放纵
一打眼过去,郁随、高愿和海玉都忍不住叹一句闻愈真是好手段。
在与其他三位“捕捉者”配合时,闻愈都以微小的劣势排在第四名;直到和易媗配合时,成绩一骑绝尘,直接将他总分拉到第一名。
负责人才不了解他的小心机,没准还会感叹这个“攻击者”找到了天命“捕捉者”,遇到她就开挂!
基地给他们放了一周假,回来以后就要开始固定搭档的训练。
得到放假通知时,向来当透明人的海玉,在众目睽睽之下,以迅雷不及掩耳之势冲出了地下城。
剩下的人都打算先在基地住一晚,明早再走。
郁随提出晚上聚餐,邀请了所有训练人员和项目组人员,最后到场的有十来位。
易媗坐在沙发最里侧,闻愈隔了五六个人坐在她对面。
粗略算一下,她已经一年多没沾酒,而上一次,是在闻愈家。
她忽然眼皮就跳了一下,颤着睫毛往闻愈看过去。
闻愈感受到她的目光,对上她的视线。
易媗总是把想法写在眼睛里,他突然感觉渴,喉结滚了滚,抿了一口酒。
郁随拉着高愿热场子,易媗没有和他们闹。
她窝在沙发角落闷头喝酒,两个月的高强度训练,让她每天情绪紧绷,有时还透支体能,脑子都被训练的问题占满。这样的状态让她感觉麻木,每天的生活就像流水账一样过去。
她很喜欢喝酒,醉酒的时候脑袋里什么都不装,烦人的问题都可以暂时放下。
包间里人太多,每个人都像刚刑满释放一样,发泄着两个月以来压抑的物欲和本性。
易媗感觉又燥又热。
她每次不经意间看过去,总是与闻愈目光相触,就好像他一直看着自己,于是她总忍不住看他,想求一个验证。

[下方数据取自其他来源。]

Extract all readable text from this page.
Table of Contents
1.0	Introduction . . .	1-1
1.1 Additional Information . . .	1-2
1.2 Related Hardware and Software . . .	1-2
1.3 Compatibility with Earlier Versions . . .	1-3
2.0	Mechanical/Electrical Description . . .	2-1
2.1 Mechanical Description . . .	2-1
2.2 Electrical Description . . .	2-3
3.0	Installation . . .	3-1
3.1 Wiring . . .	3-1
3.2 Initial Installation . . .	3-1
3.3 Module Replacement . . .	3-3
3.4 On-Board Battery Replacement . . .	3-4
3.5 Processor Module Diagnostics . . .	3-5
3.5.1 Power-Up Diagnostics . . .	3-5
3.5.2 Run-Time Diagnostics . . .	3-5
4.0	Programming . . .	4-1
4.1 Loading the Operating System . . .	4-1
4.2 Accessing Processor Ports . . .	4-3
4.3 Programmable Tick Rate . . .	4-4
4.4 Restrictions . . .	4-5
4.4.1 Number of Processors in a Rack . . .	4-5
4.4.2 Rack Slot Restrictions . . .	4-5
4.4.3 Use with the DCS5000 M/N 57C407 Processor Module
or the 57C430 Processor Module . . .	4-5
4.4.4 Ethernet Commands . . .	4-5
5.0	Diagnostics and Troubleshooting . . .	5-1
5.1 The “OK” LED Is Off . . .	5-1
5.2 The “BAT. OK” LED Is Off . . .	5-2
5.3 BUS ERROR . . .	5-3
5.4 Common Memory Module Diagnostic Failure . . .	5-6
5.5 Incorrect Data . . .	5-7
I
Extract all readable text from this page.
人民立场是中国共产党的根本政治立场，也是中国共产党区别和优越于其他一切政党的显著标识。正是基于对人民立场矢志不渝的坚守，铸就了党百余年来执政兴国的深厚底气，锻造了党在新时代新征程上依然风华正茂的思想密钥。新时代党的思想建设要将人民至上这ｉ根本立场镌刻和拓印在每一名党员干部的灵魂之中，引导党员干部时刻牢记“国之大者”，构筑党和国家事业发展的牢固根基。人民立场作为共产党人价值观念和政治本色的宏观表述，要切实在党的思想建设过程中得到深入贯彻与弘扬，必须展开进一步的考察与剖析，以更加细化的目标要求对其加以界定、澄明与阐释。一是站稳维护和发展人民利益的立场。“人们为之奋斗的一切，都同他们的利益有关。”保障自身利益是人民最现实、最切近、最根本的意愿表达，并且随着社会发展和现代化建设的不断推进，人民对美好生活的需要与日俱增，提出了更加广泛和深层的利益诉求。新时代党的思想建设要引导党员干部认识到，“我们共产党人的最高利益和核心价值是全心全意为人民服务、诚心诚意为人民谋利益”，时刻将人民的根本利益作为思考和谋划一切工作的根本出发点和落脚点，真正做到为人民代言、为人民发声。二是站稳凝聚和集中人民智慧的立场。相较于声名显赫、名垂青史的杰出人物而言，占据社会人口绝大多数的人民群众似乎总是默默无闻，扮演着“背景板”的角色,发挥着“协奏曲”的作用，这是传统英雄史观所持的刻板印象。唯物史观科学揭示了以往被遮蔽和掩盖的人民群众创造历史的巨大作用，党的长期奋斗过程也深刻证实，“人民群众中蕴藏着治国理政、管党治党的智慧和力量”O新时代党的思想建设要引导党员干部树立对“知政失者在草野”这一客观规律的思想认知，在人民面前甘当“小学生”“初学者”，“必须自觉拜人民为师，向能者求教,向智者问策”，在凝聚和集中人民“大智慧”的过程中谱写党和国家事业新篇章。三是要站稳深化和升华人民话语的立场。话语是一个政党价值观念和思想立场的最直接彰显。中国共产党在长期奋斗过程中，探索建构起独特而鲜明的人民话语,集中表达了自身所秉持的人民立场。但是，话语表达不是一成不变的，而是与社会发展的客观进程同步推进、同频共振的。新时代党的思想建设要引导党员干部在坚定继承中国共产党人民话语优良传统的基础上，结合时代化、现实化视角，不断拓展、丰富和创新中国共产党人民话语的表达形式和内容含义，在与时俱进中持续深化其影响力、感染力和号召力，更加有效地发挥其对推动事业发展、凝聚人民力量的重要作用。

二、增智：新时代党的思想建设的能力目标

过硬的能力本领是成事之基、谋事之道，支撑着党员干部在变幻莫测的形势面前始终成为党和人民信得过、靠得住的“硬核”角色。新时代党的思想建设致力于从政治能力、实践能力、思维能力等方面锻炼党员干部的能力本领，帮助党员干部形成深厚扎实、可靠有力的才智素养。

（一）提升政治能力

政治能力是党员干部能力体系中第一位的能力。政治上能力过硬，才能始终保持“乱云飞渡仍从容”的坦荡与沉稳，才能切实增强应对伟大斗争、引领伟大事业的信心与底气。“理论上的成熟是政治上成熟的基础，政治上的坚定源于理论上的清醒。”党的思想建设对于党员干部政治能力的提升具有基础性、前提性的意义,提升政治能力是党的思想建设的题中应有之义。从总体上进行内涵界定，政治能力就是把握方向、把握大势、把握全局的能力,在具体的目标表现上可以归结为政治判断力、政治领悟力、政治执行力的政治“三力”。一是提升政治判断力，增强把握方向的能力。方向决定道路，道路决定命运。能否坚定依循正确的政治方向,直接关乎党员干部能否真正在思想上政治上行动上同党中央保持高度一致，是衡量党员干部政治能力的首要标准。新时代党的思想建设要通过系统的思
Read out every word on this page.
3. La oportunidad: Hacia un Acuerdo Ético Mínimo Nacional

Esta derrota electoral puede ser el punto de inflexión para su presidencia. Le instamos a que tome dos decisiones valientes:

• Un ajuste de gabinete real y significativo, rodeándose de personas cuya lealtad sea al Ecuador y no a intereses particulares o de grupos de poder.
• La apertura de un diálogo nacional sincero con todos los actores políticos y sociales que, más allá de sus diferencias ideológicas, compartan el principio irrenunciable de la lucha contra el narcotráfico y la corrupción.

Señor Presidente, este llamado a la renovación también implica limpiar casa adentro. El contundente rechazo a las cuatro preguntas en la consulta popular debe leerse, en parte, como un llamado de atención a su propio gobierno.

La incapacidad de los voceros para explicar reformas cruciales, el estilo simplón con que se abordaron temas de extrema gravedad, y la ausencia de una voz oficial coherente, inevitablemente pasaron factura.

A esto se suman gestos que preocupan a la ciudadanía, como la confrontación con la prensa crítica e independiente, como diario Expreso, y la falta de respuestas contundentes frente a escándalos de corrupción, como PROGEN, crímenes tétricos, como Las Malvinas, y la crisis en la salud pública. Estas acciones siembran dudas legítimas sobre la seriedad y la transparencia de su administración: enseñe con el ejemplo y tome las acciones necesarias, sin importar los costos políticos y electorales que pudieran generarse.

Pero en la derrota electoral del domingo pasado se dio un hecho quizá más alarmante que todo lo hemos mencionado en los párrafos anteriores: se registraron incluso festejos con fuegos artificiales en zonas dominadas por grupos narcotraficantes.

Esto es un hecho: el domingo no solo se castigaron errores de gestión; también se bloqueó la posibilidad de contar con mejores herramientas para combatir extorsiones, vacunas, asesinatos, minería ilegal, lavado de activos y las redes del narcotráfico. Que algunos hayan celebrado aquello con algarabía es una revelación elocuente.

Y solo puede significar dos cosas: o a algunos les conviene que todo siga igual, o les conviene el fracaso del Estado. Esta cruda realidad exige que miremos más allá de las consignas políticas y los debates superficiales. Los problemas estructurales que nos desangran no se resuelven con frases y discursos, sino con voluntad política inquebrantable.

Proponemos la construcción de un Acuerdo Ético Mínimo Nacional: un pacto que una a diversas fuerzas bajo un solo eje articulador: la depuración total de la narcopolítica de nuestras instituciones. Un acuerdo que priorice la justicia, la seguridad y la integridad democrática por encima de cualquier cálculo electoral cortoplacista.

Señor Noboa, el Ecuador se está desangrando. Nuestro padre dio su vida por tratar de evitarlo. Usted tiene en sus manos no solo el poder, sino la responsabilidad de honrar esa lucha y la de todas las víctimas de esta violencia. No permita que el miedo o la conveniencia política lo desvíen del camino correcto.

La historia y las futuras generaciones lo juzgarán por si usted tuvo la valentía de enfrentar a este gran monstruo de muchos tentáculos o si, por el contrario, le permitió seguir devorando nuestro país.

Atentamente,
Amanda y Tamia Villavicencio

闻愈的眼睛漂亮得带勾,他不知道自己认真看人的时候很像勾/引吗?
易媗解开了最上方的一颗衬衫扣子,脸很热,她透不过气。
又一次目光相融,这次没等易媗挪开视线,闻愈先起身出去了。
易媗的心又悬起来。她强烈地想跟出去看一看。
他是去卫生间,或者,他在等她呢?
易媗带上包间的门,刚一转身,闻愈就靠在旁边的墙上,后脑抵着墙面,歪头看她。
易媗只惊异了一瞬,她本来就知道闻愈在等她。
闻愈的眼里,那股充满压迫感的情愫快要溢出来,他像是实在忍耐不住一般,向她凑近一步,伸手抚了抚她的脸。
就像一个干渴到极致的人,要先猛喝一口水解渴。
闻愈拉着易媗推开了一间没人的包厢,关门反锁。
他有些克制不住自己的力道,推着易媗后退往墙上靠。
易媗踉跄几步,他连忙用手臂垫在她后脑和背部,欺身近来,直接覆上她的唇。
“这里不行。”易媗沙哑开口。
同事就在隔壁,能清晰听见他们的声音。
闻愈埋头在她锁骨处,“我知道。”
但他们的手都没停。
他们已经出来一段时间,火却越烧越旺。理智告诉易媗,不能再这样下去。
她凑过去吻他,安抚他的躁动,“先忍一忍。”
易媗先回到包间,没有人留意到她,她接着小口喝酒。
闻愈过了一段时间后回来,与易媗对视一眼。易媗的视线往他身下看去,悄悄弯了弯唇。
……
易媗站在闻愈房门前,走廊已听不到人声。
聚餐到零点才散,洗漱完后一直在等周围的人入睡,直到现在的凌晨一点多。
易媗根本没有睡意,她知道闻愈也在等她。
还没等敲门,闻愈从里打开,他笑着用气声抢先说,“我听见了你的脚步声。”
闻愈拉她进门,额头抵着额头,离得极近,呼吸相闻。
在幽静的深夜里,他们都默契地把声音压到最低。
“我们这是在干什么?”易媗故意问。
出乎意料的,闻愈一本正经地吐出两个字,“偷/情。”
“这里隔音不好,不能在床上做。”他拉着易媗起身,双手从她膝弯内侧绕过去,把她从床上抱起来。
易媗身体悬空,立马圈住他的脖子。
闻愈的双臂承受着易媗所有的重量,手臂肌肉虬起,自如地将她抬高放低。
闻愈直直看着易媗的脸,她的每种反应都是因为他,也都在取悦他。
半透明的液/体涌出来,滴落在地板上。
易媗凑过去,轻咬他喉间软骨。
闻愈给易媗清理,又擦干净地板,在她身边躺下。